Contudo, vale ponderar que, para a Suprema Corte[7] este último requisito não seria fundamental para a validade de uma CIDE, bastando que sua lei instituidora tenha a previsão de sua finalidade e destinação, sendo que os desvios posteriores dos recursos arrecadados não justificariam a sua declaração de inconstitucionalidade.

Principais CIDE criadas após a Constituição de 1988
Conforme acima mencionado, após o advento da Constituição de 1988, a União Federal instituiu diferentes contribuições de intervenção sobre o domínio econômico, dentre as quais se destacam a CIDE-Combustíveis, a CIDE-Royalties, a Contribuição ao SEBRAE e as CIDE setoriais como a Contribuição para o Desenvolvimento da Indústria Cinematográfica Nacional (CONDECINE), a contribuição ao Fundo de Universalização dos Serviços de Telecomunicações (FUST) e a contribuição ao Fundo para o Desenvolvimento Tecnológico das Telecomunicações (FUNTTEL).

O STF foi instado a se manifestar em algumas oportunidades sobre a constitucionalidade dessas e de outras CIDE criadas anteriormente à CR/88. Em relação às contribuições instituídas pós Constituição de 1988, vale pontuar alguns julgamentos importantes.

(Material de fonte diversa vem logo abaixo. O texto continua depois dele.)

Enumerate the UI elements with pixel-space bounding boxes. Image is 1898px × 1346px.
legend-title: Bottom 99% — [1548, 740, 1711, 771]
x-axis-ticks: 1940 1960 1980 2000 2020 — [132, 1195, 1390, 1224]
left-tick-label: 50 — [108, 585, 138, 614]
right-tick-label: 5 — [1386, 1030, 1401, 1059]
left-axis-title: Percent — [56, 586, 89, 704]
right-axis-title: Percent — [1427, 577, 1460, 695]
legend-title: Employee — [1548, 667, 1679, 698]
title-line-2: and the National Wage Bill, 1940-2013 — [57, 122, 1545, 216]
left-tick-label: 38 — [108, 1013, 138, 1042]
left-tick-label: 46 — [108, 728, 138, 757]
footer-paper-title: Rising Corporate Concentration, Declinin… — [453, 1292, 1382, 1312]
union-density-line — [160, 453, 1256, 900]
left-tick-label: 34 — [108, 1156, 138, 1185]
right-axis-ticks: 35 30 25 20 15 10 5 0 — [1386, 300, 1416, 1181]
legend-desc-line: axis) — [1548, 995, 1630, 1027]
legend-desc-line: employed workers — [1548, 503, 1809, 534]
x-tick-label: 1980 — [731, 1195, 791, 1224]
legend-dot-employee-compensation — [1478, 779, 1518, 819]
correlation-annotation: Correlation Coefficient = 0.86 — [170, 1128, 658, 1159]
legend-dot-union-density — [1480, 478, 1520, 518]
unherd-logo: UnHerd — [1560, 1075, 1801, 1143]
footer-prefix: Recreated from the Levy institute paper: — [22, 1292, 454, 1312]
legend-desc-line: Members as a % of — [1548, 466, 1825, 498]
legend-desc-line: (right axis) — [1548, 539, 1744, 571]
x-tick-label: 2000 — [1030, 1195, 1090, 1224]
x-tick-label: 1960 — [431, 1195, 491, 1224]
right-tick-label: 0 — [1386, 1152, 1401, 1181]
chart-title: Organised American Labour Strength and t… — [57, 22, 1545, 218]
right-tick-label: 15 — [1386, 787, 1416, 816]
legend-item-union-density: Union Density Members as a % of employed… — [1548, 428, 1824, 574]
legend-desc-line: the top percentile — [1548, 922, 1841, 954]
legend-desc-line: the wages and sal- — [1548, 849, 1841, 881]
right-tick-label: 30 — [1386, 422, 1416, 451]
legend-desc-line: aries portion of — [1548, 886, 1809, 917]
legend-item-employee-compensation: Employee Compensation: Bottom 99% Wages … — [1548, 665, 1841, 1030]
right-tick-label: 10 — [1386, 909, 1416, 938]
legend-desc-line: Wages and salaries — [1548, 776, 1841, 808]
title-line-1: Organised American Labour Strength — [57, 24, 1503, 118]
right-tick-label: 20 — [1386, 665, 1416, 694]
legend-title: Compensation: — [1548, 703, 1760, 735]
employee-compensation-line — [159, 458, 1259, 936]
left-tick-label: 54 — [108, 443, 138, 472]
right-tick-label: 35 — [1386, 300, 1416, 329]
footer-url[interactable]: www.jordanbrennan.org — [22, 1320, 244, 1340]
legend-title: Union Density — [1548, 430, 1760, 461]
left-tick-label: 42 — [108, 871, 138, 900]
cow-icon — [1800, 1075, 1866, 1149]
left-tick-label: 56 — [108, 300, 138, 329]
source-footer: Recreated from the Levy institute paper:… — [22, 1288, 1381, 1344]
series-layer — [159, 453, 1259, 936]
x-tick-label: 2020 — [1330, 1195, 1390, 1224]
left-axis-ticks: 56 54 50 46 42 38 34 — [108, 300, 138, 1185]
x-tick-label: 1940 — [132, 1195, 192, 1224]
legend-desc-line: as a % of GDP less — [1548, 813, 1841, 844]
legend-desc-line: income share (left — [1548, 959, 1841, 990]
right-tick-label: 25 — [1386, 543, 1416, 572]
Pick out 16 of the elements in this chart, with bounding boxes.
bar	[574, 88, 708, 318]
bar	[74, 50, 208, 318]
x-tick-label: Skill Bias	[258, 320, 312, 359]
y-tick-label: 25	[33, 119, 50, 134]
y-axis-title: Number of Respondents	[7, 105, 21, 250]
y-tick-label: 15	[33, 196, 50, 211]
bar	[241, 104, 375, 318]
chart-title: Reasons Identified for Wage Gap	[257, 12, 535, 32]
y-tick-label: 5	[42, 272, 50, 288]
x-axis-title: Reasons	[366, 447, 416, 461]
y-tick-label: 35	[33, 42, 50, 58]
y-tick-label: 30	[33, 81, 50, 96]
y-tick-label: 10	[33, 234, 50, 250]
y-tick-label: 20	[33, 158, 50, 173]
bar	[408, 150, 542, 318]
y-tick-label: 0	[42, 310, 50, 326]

A contribuição incidente sobre as operações realizadas com combustíveis (CIDE-Combustíveis) possui previsão expressa na Constituição, em seu art. 177, §4º, e foi objeto de análise pelo STF nos autos da ADI nº 2.925. Nesse caso, a Suprema Corte admitiu o controle concentrado de constitucionalidade do art. 4º da Lei Orçamentária Anual (LOA) de 2003, Lei nº 10.640/2003, que pretendia desviar os recursos destinados às finalidades da CIDE. A ADI foi julgada procedente, em parte, para dar interpretação conforme à Constituição ao referido artigo 4º, estabelecendo que as receita de CIDE-Combustíveis, independentemente da abertura de crédito suplementar pela LOA, apenas poderia ser voltada à execução das finalidades constitucionais da própria contribuição.

O julgamento dessa ADI foi importante para consignar o entendimento dos Ministros de que um dos requisitos de validade da CIDE é a previsão de destinação de seus recursos para o cumprimento de sua finalidade constitucionalmente prevista, como no caso da CIDE-Combustíveis. Este entendimento pode ser ainda levado a nova análise do STF para sua extensão para as demais contribuições que possuem a previsão das finalidades no art. 149 da Constituição de 1988. Todavia, também restou evidente nesse julgamento que, para o STF, o judiciário não tem competência para determinar que o executivo efetivamente execute as despesas orçamentárias que depende das estratégias de políticas públicas.

Por sua vez, a CIDE-Royalties foi instituída pela Lei nº 10.168/2000, alterada pela Lei nº 10.332/2001, visando financiar o Programa de Estímulo à Interação Universidade-Empresa para o Apoio à Inovação. Atualmente, a contribuição é devida pelas pessoas jurídicas sobre as remessas efetuadas a beneficiários no exterior para pagamento de contratos que impliquem em transferência de tecnologia, remuneração de serviços técnicos, assistência administrativa e semelhantes, e de royalties a qualquer título.

Tendo em vista os requisitos de validade das contribuições de intervenção no domínio econômico e considerando que a intervenção estatal pretendida quando da instituição da CIDE-Royalties foi estimular a inovação e o desenvolvimento tecnológico brasileiro, a constitucionalidade da exigência dessa contribuição se tornou objeto de debate no âmbito da Suprema Corte.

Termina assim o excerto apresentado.